The spleen may weigh as much as 3 kg, and the lymph nodes may measure 5 cm in diameter. Phagocytic cells are enlarged and filled with Leishmania, many plasma cells are present, and the normal architecture of the spleen is obscured.

In the late stages, the liver becomes increasingly fibrotic. Phagocytic cells crowd the bone marrow and also may be found in the lungs, gastrointestinal tract, kidneys, pancreas, and testes.

Often there is hyperpigmentation of the skin in the extremities, which is why the disease is called kala-azar or "black fever" in Hindi.
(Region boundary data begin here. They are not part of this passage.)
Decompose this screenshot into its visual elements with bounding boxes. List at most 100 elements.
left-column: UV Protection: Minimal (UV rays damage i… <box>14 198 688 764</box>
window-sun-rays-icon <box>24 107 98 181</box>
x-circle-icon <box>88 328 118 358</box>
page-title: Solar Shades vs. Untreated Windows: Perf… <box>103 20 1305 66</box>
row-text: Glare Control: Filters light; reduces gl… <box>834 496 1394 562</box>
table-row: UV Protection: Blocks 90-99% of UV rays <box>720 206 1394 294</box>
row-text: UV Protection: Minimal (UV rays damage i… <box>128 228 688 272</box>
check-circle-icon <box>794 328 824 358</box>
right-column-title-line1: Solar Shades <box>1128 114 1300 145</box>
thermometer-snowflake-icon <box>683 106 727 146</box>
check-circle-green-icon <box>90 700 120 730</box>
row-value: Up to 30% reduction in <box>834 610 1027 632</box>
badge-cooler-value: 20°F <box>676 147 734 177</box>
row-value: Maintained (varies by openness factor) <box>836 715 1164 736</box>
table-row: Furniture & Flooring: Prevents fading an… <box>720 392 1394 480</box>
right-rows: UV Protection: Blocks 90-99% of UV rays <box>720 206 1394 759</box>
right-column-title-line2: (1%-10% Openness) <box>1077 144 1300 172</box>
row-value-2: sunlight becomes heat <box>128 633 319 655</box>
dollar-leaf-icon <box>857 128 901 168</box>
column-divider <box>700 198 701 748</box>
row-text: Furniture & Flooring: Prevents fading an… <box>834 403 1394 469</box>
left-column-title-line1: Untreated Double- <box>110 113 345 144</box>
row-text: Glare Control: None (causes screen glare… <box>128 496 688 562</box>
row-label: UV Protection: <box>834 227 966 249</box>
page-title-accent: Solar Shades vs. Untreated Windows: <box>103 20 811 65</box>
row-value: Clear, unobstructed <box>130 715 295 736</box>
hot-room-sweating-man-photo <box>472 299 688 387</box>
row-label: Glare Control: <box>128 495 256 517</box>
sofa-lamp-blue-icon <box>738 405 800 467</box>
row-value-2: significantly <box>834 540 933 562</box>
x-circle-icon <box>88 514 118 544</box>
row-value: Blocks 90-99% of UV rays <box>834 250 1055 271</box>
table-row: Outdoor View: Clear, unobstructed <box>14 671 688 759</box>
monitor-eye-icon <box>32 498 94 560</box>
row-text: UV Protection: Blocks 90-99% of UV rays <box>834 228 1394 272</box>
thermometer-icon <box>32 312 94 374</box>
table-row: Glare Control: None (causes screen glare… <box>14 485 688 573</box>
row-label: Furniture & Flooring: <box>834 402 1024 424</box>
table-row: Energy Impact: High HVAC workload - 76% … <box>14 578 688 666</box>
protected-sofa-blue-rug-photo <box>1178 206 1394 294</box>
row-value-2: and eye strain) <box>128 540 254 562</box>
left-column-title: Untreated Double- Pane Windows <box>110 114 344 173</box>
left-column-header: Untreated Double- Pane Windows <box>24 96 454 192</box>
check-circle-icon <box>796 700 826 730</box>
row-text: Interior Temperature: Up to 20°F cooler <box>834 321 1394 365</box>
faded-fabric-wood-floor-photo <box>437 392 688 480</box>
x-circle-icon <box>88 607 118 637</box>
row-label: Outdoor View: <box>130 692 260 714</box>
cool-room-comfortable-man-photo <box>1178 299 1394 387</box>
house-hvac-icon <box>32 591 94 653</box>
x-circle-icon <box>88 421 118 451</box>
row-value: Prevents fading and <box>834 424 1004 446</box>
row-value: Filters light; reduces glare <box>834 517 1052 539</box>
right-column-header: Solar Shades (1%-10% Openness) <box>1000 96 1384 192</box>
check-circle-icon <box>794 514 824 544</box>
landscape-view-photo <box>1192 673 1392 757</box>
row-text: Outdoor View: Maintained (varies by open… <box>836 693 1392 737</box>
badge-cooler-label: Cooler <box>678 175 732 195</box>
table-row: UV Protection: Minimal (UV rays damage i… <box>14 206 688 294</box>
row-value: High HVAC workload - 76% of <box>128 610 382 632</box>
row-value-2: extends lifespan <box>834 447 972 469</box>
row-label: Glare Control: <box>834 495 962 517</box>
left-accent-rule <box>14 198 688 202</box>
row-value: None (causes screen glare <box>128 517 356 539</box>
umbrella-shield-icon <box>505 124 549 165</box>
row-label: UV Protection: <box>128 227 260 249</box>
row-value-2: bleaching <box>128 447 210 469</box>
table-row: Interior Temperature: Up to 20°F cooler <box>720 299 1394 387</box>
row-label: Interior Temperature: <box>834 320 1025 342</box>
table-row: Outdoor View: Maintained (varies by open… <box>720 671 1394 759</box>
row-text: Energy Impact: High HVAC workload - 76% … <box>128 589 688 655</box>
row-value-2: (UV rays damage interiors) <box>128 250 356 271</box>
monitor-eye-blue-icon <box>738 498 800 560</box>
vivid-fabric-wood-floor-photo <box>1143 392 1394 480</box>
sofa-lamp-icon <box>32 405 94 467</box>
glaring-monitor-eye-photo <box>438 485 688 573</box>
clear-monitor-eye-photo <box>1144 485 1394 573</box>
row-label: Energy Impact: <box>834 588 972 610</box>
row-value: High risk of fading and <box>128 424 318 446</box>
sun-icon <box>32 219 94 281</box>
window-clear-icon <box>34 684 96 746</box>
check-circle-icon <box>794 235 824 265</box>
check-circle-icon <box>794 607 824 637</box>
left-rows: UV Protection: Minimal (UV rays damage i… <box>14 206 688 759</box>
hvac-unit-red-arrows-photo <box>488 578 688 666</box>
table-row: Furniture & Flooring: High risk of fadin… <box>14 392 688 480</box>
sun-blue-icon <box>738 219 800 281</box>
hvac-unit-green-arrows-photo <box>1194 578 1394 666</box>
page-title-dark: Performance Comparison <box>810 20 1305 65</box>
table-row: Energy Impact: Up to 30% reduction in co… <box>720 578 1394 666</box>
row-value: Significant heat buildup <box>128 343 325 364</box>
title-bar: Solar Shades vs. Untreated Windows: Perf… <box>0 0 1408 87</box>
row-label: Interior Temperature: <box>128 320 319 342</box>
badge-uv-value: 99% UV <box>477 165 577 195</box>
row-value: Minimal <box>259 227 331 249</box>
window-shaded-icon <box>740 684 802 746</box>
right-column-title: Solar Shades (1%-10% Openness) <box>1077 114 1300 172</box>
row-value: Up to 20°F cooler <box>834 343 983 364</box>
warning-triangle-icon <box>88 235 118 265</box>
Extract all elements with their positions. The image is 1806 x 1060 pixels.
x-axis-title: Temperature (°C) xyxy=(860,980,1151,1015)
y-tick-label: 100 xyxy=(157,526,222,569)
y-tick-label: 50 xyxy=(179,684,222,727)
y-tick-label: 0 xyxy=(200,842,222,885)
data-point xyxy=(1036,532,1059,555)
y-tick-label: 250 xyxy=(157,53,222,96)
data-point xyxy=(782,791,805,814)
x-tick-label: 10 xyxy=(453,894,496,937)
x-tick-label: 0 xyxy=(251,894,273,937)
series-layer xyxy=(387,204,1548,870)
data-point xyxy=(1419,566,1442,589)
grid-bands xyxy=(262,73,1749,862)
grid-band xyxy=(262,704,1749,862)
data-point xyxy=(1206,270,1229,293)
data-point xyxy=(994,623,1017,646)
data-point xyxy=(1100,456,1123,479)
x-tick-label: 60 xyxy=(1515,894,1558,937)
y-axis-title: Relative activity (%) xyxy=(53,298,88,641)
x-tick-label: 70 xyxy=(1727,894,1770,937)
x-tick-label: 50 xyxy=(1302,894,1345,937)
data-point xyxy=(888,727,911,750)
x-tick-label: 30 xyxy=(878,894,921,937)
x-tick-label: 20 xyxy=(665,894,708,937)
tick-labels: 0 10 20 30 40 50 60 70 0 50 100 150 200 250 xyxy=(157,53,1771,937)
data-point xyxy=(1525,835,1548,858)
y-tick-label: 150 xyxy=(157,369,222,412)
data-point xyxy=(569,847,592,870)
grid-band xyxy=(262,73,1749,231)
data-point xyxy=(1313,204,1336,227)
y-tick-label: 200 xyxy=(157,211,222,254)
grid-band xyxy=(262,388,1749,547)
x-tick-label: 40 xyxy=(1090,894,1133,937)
In the kidneys, there may be an immune complex-mediated mesangioproliferative glomerulonephritis, and in advanced cases, there may be amyloid deposition.

The overloading of phagocytic cells with parasites predisposes the patients to bacterial infections, the usual cause of death. Hemorrhages related to thrombocytopenia may also be fatal.

Cutaneous leishmaniasis

Cutaneous leishmaniasis, caused by L. major, L. mexicana, and L. braziliensis, is a relatively mild, localized disease consisting of a single ulcer on exposed skin.

The lesion (often called tropical sore) begins as an itching papule surrounded by induration, changes into a shallow and slowly expanding ulcer with irregular borders, and usually heals by involution within 6 months without treatment. On microscopic examination, the lesion is granulomatous, usually with many giant cells and few parasites.

Mucocutaneous leishmaniasis

Mucocutaneous leishmaniasis, caused by L. braziliensis, is found only in the New World. Moist, ulcerating or nonulcerating lesions, which may be disfiguring, develop in the larynx and at the mucocutaneous junctions of the nasal septum, anus, or vulva.

On microscopic examination, there is a mixed inflammatory infiltrate with parasite-containing histiocytes in association with lymphocytes and plasma cells. Later, the tissue reaction becomes granulomatous, and the number of parasites declines. Eventually, the lesions remit and scar, although reactivation may occur after long intervals by mechanisms that are not currently understood.

Diffuse cutaneous leishmaniasis

Diffuse cutaneous leishmaniasis is a rare form of dermal infection, thus far found in Ethiopia and adjacent East Africa and in Central and South America. Diffuse cutaneous leishmaniasis begins as a single skin nodule, which continues spreading until the entire body is covered by bizarre nodular lesions.

These lesions, which resemble keloids or large verrucae, are frequently confused with the nodules of lepromatous leprosy. The lesions do not ulcerate but contain vast aggregates of foamy macrophages stuffed with leishmania. Patients are usually immunologically unresponsive not only to leishmanin but also to other skin antigens, and the lesions often respond poorly to treatment.